Common Comma Problems
We all have those things we hate doing: snaking the bath tub drain, adulting, dealing with commas.
I deal with them so much while freelance editing that I have a macro for a comment box with “Comma” all ready to go. True Story.
Here are the four most common places I’m marking “Comma” in Dev/Copy Edits:
(all examples below hail from my #WIP Rallied, lucky you!)
1. After an Introductory Clause
To start at the beginning, we need a comma after those first opening words:
However / First / Well / Basically / Yeah / Finally / Still / (Exclamatory Curse/NonCurse Word)
Once upon a time, he knew exactly how to handle a girl like that.
Basically, yeah, but you’re missing the point already, dude.
God, when did he become this guy again?
“He’s not a hipster. Well, he is, but to be precise, he’s a lumbersexual,” Richard said, steadily slicing onions.
However, Tommy hadn’t sworn anything.
She’d been totally and completely real. And still, Tommy didn’t trust her.
A good way to check for this is by reading your stories OUT LOUD. And act like you're Jeff Goldblum.

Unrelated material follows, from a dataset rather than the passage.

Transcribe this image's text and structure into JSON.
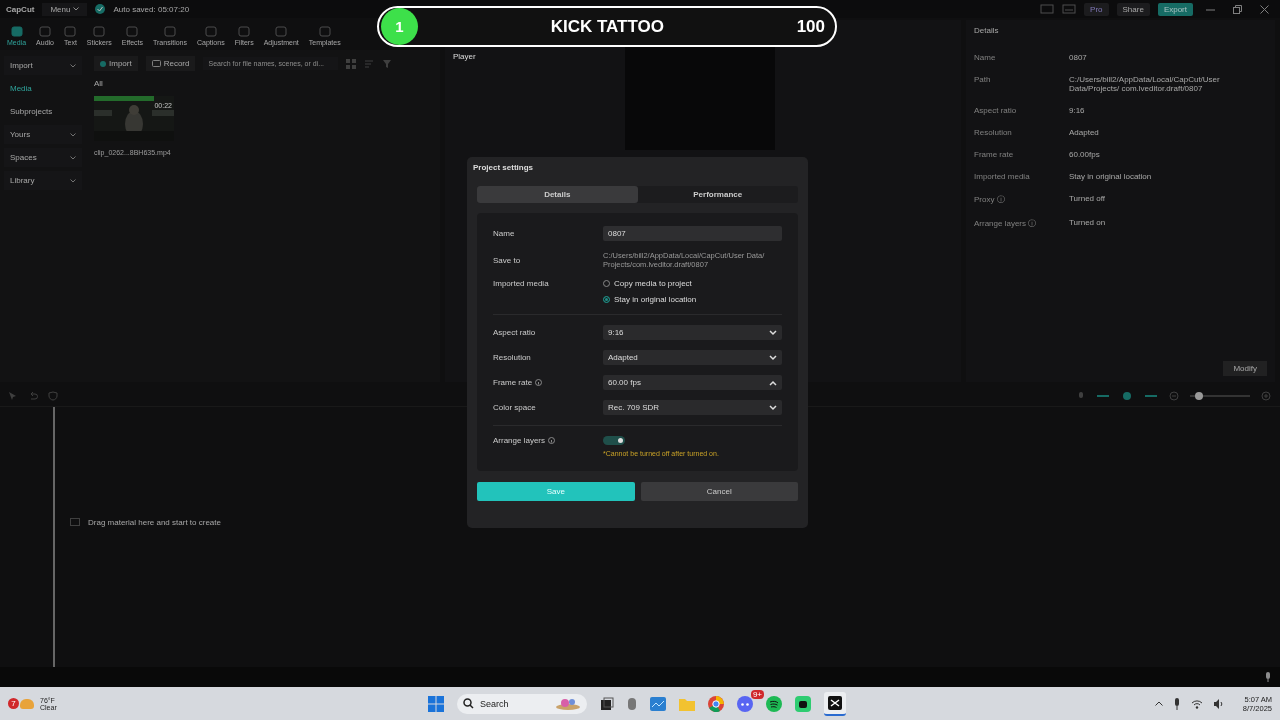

Listen to where you’re pausing at the beginning of your sentences – where those first clauses come to a stopping point. If you’re pausing, look and see whether you need a comma.
2. Before a name
This is a big one. Most commonly found in dialogue, but occasionally in direct internal address.

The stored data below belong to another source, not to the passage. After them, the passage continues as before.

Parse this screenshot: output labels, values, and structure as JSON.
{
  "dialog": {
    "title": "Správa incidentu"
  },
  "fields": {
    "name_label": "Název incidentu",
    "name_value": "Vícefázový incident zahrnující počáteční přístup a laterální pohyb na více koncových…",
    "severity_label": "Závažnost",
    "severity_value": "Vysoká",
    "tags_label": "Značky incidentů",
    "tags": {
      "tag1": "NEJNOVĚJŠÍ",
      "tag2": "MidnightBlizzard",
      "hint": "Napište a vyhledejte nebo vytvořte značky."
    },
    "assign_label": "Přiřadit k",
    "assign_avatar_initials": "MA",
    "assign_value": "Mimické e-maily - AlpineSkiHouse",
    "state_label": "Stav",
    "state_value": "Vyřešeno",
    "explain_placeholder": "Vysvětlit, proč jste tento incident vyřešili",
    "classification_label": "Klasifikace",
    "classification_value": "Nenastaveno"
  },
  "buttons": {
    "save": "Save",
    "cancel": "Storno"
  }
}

We need a comma before (and after) we say a person’s name. Like, to their face.
The lumberjack that’s been glued to your ass, Evan.

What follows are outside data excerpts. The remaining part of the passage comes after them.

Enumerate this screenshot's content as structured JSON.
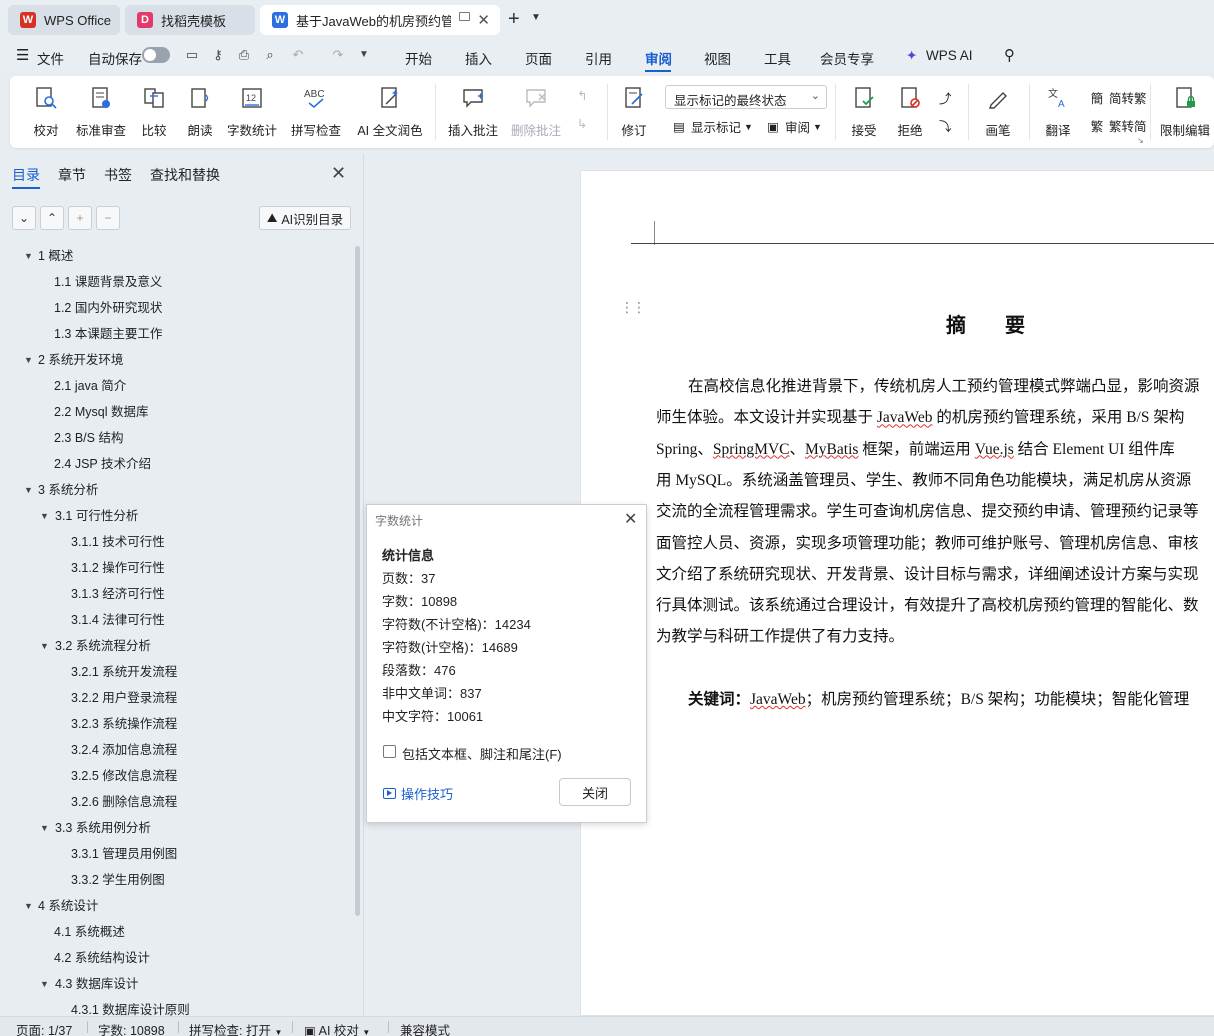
{
  "tabs": [
    {
      "label": "WPS Office",
      "icon": "wps-logo-icon"
    },
    {
      "label": "找稻壳模板",
      "icon": "docer-icon"
    },
    {
      "label": "基于JavaWeb的机房预约管理",
      "icon": "word-doc-icon"
    }
  ],
  "menubar": {
    "file": "文件",
    "autosave": "自动保存",
    "items": [
      "开始",
      "插入",
      "页面",
      "引用",
      "审阅",
      "视图",
      "工具",
      "会员专享"
    ],
    "active": "审阅",
    "wps_ai": "WPS AI"
  },
  "ribbon": {
    "proofread": "校对",
    "std_review": "标准审查",
    "compare": "比较",
    "read_aloud": "朗读",
    "word_count": "字数统计",
    "spell_check": "拼写检查",
    "ai_polish": "AI 全文润色",
    "insert_comment": "插入批注",
    "delete_comment": "删除批注",
    "track_changes": "修订",
    "show_markup_select": "显示标记的最终状态",
    "show_markup": "显示标记",
    "review": "审阅",
    "accept": "接受",
    "reject": "拒绝",
    "pen": "画笔",
    "translate": "翻译",
    "to_traditional": "简转繁",
    "to_simplified": "繁转简",
    "restrict_edit": "限制编辑"
  },
  "nav": {
    "tabs": [
      "目录",
      "章节",
      "书签",
      "查找和替换"
    ],
    "ai_button": "AI识别目录",
    "toc": [
      {
        "label": "1  概述",
        "level": 1,
        "expanded": true
      },
      {
        "label": "1.1 课题背景及意义",
        "level": 2
      },
      {
        "label": "1.2  国内外研究现状",
        "level": 2
      },
      {
        "label": "1.3  本课题主要工作",
        "level": 2
      },
      {
        "label": "2  系统开发环境",
        "level": 1,
        "expanded": true
      },
      {
        "label": "2.1 java 简介",
        "level": 2
      },
      {
        "label": "2.2 Mysql 数据库",
        "level": 2
      },
      {
        "label": "2.3 B/S 结构",
        "level": 2
      },
      {
        "label": "2.4 JSP 技术介绍",
        "level": 2
      },
      {
        "label": "3  系统分析",
        "level": 1,
        "expanded": true
      },
      {
        "label": "3.1  可行性分析",
        "level": 2,
        "expanded": true
      },
      {
        "label": "3.1.1  技术可行性",
        "level": 3
      },
      {
        "label": "3.1.2 操作可行性",
        "level": 3
      },
      {
        "label": "3.1.3  经济可行性",
        "level": 3
      },
      {
        "label": "3.1.4  法律可行性",
        "level": 3
      },
      {
        "label": "3.2 系统流程分析",
        "level": 2,
        "expanded": true
      },
      {
        "label": "3.2.1 系统开发流程",
        "level": 3
      },
      {
        "label": "3.2.2  用户登录流程",
        "level": 3
      },
      {
        "label": "3.2.3  系统操作流程",
        "level": 3
      },
      {
        "label": "3.2.4  添加信息流程",
        "level": 3
      },
      {
        "label": "3.2.5  修改信息流程",
        "level": 3
      },
      {
        "label": "3.2.6  删除信息流程",
        "level": 3
      },
      {
        "label": "3.3 系统用例分析",
        "level": 2,
        "expanded": true
      },
      {
        "label": "3.3.1 管理员用例图",
        "level": 3
      },
      {
        "label": "3.3.2 学生用例图",
        "level": 3
      },
      {
        "label": "4  系统设计",
        "level": 1,
        "expanded": true
      },
      {
        "label": "4.1  系统概述",
        "level": 2
      },
      {
        "label": "4.2  系统结构设计",
        "level": 2
      },
      {
        "label": "4.3 数据库设计",
        "level": 2,
        "expanded": true
      },
      {
        "label": "4.3.1  数据库设计原则",
        "level": 3
      }
    ]
  },
  "document": {
    "title": "摘 要",
    "lines": [
      "在高校信息化推进背景下，传统机房人工预约管理模式弊端凸显，影响资源",
      "师生体验。本文设计并实现基于 JavaWeb 的机房预约管理系统，采用 B/S 架构",
      "Spring、SpringMVC、MyBatis 框架，前端运用 Vue.js 结合 Element UI 组件库",
      "用 MySQL。系统涵盖管理员、学生、教师不同角色功能模块，满足机房从资源",
      "交流的全流程管理需求。学生可查询机房信息、提交预约申请、管理预约记录等",
      "面管控人员、资源，实现多项管理功能；教师可维护账号、管理机房信息、审核",
      "文介绍了系统研究现状、开发背景、设计目标与需求，详细阐述设计方案与实现",
      "行具体测试。该系统通过合理设计，有效提升了高校机房预约管理的智能化、数",
      "为教学与科研工作提供了有力支持。"
    ],
    "keywords_label": "关键词：",
    "keywords": "JavaWeb；机房预约管理系统；B/S 架构；功能模块；智能化管理"
  },
  "dialog": {
    "title": "字数统计",
    "heading": "统计信息",
    "rows": [
      "页数：37",
      "字数：10898",
      "字符数(不计空格)：14234",
      "字符数(计空格)：14689",
      "段落数：476",
      "非中文单词：837",
      "中文字符：10061"
    ],
    "checkbox": "包括文本框、脚注和尾注(F)",
    "checkbox_checked": false,
    "tips": "操作技巧",
    "close": "关闭"
  },
  "statusbar": {
    "page": "页面: 1/37",
    "words": "字数: 10898",
    "spell": "拼写检查: 打开",
    "ai_proof": "AI 校对",
    "compat": "兼容模式"
  },
  "colors": {
    "accent": "#1a5fd0",
    "wps_red": "#d93025"
  }
}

Jesus Christ, Evan. How many times do you need to be told it wasn’t your fault?
I loved him, more than anything, but he is gone, Evan, and he’s not coming back.
I’m telling you, Tommy, you need to talk to her. Something’s up.
We also need them in internal address:
You’re thirty, Tommy. Thirty years old and this is where you’ve ended up. Good job, dude.
The comma before a name applies not only to proper nouns, but nicknames that are acting as the person’s name:
“Come on, dude,” Evan said, inviting him with a curl of her finger that was as enticing as she could make it.
"Let it go, man. You’re in a place that has nothing but time, and ain’t nobody got time for that."
“Hey, man. You want a beer?”
Without that comma, we are using that person’s name in a manner that no longer makes logical sense.